Owners of legal marijuana businesses in Colorado and Washington state will have to file their first federal tax returns this year, CNBC reports. While the cost of growing marijuana is deductible under the federal tax code, the cost of selling it is not.
The Internal Revenue Service (IRS) will not allow usual business deductions for marijuana businesses, the article notes. Accountants and tax attorneys gathered for a marijuana tax symposium in San Diego this week to learn what can be deducted. The symposium was sponsored by the National Cannabis Industry Association.
Denver CPA Jim Marty says pretax profits in the legal marijuana industry “are very good—you can sell a pound of marijuana for about three to four times what it costs you to grow.” He said that without deductions for retail expenses “it puts you, at best, in the 60-70 percent tax bracket, and at worse, your tax bracket can actually exceed 100 percent.”

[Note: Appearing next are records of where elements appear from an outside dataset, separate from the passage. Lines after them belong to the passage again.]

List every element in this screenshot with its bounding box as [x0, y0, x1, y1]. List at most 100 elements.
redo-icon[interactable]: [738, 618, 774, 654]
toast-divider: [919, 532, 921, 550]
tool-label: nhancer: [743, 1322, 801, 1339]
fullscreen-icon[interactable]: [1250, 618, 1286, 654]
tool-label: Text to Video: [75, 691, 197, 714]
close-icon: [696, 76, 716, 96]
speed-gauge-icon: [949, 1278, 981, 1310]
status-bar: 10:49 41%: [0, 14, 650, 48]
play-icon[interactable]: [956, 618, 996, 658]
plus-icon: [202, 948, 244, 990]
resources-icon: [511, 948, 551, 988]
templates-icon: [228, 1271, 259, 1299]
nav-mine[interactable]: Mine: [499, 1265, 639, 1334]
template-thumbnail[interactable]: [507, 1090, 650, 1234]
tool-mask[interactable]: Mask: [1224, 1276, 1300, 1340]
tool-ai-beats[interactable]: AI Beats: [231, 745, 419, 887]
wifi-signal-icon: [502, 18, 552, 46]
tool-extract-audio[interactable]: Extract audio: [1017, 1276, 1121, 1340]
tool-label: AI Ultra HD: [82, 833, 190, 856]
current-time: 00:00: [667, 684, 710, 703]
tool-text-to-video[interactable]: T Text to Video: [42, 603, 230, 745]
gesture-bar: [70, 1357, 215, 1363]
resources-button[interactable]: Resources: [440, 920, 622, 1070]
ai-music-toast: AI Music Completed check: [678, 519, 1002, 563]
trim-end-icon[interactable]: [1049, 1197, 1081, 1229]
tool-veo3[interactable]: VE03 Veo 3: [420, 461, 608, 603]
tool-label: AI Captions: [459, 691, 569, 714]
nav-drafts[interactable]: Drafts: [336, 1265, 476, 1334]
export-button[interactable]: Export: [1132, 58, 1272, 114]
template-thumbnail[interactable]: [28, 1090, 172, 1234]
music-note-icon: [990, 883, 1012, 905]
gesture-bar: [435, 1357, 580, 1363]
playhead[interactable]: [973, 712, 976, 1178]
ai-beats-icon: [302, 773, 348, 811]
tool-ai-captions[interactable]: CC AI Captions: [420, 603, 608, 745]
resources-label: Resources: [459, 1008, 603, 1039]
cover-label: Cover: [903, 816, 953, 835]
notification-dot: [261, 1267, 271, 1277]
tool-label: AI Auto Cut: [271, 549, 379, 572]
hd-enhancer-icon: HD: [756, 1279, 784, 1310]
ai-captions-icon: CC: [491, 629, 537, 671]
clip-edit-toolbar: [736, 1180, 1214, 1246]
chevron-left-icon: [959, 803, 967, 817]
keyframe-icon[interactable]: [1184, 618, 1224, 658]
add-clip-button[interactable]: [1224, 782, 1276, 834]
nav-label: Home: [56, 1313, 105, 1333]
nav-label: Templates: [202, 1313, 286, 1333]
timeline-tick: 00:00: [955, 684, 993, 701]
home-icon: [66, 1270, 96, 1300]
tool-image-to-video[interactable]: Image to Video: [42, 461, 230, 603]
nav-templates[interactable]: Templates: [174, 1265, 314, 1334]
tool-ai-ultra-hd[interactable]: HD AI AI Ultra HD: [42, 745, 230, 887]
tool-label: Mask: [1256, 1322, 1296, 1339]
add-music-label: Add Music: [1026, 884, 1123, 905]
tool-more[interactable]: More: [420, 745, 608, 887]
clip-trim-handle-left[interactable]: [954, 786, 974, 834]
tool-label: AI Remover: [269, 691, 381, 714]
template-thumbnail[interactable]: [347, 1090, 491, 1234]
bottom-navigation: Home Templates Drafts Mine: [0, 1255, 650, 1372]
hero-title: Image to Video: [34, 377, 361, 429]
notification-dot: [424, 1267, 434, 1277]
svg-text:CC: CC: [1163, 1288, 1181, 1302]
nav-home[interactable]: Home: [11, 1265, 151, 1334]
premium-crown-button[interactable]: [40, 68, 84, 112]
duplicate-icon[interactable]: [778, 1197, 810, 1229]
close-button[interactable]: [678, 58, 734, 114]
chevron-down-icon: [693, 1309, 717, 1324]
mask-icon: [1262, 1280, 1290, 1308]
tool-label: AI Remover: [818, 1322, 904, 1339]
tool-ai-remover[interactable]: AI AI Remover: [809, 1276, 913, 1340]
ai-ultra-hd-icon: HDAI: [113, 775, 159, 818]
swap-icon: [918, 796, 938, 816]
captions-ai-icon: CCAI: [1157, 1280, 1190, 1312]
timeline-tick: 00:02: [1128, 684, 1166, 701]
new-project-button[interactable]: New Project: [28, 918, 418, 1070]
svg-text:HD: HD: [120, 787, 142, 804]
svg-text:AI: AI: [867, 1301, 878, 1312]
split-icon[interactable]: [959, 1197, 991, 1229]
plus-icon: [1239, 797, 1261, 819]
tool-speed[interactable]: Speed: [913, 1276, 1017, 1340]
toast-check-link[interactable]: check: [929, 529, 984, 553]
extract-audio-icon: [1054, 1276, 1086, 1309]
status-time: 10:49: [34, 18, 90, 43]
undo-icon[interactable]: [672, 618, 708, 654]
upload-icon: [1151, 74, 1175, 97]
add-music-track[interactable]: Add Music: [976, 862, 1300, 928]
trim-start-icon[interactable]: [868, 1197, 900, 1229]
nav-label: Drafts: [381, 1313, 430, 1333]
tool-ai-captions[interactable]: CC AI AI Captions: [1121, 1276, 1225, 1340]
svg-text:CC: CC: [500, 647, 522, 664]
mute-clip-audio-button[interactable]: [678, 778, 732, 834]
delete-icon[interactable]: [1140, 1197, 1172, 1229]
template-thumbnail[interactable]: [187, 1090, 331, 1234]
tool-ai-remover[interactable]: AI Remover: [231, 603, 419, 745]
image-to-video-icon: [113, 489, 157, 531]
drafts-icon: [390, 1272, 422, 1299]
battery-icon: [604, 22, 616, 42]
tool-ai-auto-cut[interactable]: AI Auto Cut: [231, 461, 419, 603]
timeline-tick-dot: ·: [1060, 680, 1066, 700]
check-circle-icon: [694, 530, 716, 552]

Henry Wykowski, a former federal prosecutor who is now an attorney for the marijuana industry in California, has challenged the government twice on its treatment of marijuana businesses in the tax code, with some success.
Retail marijuana businesses can now deduct the cost of goods for non-marijuana retail products in their stores, such as pipes and T-shirts. This helps them to offset the lack of other deductions.
Since many marijuana businesses deal in cash only, they are faced with the problem of how to pay their taxes. Many federally insured banks, worried that processing money from marijuana sales puts them at risk of being charged with drug racketeering, have refused to open accounts for marijuana-related businesses.
Marty says he helped devise a workaround in Colorado. “Actually, at my suggestion the IRS in Denver got cash counting machines, and now they have a separate line for cash,” he said.